The American Dental Hygienist Association caters for the welfare of the professionals countrywide. A student is allowed to join the association if he/she enrolls in an accredited dental hygiene program. He/she pays an annual payment of around $45 in an online quarterly scheme (American Dental Hygienists Association [ADHA], n.d., para. 1). There is also the Student American Dental Hygienists Association, which is a national association with state chapters. It offers students some benefits, such as access to information and professional contacts. Registration for national membership is $65, while for state membership is $10 (Student American Dental Hygienists Association, n.d., para. 11). There is also the Florida Chapter of American Dental Hygienists Association. It abides by the rules of the mother organization. The American Dental Hygienists Association produces the Journal of Dental Hygiene. It is an online publication distributed six times yearly. Members pay $6 of their membership dues to access it. The association also has Access magazine that shares issues critical to the dental hygiene profession. Members pay for it $5 of their membership fee (American Dental Hygienists Association, n.d., para. 5).

Continuing educational units are required for the advancement of career and renewal of license. The requirements are unique and vary in different states. In Florida, continuing education to renew licensure takes a period of 2 years at a cost of $105. The profession’s licenses are renewed in February of even years. The units need a total of 24 hours. The American Dental Hygienist Association is the provider of Continuing Education Units course.

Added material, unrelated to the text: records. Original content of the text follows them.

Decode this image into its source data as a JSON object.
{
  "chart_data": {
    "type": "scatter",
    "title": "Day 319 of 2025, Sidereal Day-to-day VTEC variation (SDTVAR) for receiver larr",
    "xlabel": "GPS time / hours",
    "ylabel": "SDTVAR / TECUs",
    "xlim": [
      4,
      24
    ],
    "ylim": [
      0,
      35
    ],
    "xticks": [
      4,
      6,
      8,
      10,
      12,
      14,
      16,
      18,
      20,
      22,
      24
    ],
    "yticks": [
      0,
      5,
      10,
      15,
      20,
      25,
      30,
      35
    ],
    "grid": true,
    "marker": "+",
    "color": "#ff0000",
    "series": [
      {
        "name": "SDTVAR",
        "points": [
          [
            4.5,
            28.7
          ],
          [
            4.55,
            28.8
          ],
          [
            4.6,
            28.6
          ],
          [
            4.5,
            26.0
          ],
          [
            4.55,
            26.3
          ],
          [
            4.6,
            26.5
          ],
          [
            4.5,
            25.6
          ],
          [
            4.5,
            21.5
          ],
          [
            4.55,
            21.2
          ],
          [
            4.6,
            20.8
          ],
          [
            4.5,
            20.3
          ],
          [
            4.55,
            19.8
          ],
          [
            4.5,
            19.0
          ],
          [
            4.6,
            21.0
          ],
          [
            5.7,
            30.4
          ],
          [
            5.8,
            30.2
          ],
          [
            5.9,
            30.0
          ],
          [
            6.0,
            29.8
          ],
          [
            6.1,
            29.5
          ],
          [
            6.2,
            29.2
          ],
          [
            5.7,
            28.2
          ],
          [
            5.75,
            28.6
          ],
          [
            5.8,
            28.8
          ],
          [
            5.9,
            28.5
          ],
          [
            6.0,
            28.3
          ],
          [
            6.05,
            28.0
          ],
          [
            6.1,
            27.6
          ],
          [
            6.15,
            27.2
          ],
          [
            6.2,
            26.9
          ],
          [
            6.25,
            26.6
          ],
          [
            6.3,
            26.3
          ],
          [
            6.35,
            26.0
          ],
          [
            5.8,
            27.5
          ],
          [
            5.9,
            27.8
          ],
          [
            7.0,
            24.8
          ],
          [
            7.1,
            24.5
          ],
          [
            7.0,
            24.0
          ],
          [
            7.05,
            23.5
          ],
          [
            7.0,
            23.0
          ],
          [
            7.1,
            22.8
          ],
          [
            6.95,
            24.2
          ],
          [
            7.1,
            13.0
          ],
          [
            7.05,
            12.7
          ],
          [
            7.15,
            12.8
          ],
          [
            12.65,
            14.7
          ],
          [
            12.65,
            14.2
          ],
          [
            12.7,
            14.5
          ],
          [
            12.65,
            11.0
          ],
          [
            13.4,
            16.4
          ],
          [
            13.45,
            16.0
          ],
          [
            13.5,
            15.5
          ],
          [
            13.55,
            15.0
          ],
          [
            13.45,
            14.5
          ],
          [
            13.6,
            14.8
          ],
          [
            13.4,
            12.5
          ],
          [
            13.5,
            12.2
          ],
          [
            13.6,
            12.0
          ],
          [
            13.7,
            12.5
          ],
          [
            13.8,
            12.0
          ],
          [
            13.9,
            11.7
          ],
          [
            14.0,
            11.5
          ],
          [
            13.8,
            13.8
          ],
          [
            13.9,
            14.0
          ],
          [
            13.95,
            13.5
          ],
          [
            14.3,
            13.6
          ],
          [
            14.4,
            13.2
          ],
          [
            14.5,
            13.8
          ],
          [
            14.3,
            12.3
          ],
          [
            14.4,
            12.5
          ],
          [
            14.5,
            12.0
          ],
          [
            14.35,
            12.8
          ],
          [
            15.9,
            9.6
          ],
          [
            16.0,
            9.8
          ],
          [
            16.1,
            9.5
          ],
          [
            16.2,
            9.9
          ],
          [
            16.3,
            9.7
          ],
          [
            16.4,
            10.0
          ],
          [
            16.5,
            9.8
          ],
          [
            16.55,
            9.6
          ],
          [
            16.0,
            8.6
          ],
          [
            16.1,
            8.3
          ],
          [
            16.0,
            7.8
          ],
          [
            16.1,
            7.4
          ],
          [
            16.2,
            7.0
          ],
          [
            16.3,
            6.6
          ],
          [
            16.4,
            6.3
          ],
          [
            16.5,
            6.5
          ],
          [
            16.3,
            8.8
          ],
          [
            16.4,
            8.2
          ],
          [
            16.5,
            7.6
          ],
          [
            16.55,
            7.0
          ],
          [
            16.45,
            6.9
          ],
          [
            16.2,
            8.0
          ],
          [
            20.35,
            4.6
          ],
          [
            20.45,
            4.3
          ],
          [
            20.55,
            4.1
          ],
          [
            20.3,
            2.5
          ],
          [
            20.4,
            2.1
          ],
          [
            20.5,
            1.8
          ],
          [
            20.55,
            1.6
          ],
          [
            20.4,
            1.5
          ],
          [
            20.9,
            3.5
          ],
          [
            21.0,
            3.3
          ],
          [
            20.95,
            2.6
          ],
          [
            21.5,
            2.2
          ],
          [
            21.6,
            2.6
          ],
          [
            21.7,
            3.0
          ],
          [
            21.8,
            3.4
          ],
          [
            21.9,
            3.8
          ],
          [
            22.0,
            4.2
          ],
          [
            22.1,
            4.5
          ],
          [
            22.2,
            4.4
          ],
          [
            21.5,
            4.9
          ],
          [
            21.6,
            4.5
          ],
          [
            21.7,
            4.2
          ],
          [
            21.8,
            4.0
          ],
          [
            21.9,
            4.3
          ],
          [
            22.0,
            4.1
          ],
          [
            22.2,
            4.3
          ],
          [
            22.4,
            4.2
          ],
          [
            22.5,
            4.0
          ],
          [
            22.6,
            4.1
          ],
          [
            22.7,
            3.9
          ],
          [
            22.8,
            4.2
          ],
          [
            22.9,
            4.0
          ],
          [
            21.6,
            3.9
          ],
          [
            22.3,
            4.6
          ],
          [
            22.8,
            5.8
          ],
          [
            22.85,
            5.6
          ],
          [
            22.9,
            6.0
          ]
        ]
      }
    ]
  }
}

Its members are allowed to study on their own to earn credit. They can also meet continuing education requirements by volunteering in services, teaching in accredited programs or participating in peer reviews of board proceedings. Graduate students can join a residency program with the American Dental Hygienist Association or any other association to earn credit for the Continuing Education Units (ADHA, 2015, p. 2).

Reflection/Personal Career Path

My personal career plan involves lecturing on dental hygiene in the established dental schools of the country. My anticipated career, therefore, makes me fit for this profession. To achieve this goal, I need to have clear-cut objectives. They include me enrolling in both the American Dental Hygienists Association and its student version, graduating with honors from Miami Dade College, and getting an internship at a prestigious medical establishment. My strategies include networking and attending seminars of the Association sponsors that will help me in getting professional connections and access to information on this profession. I also plan to enroll in Continuing Education Units that will assist me in the advancement of my career. Hopefully, I will come back to this institution as a lecturer in dental hygiene.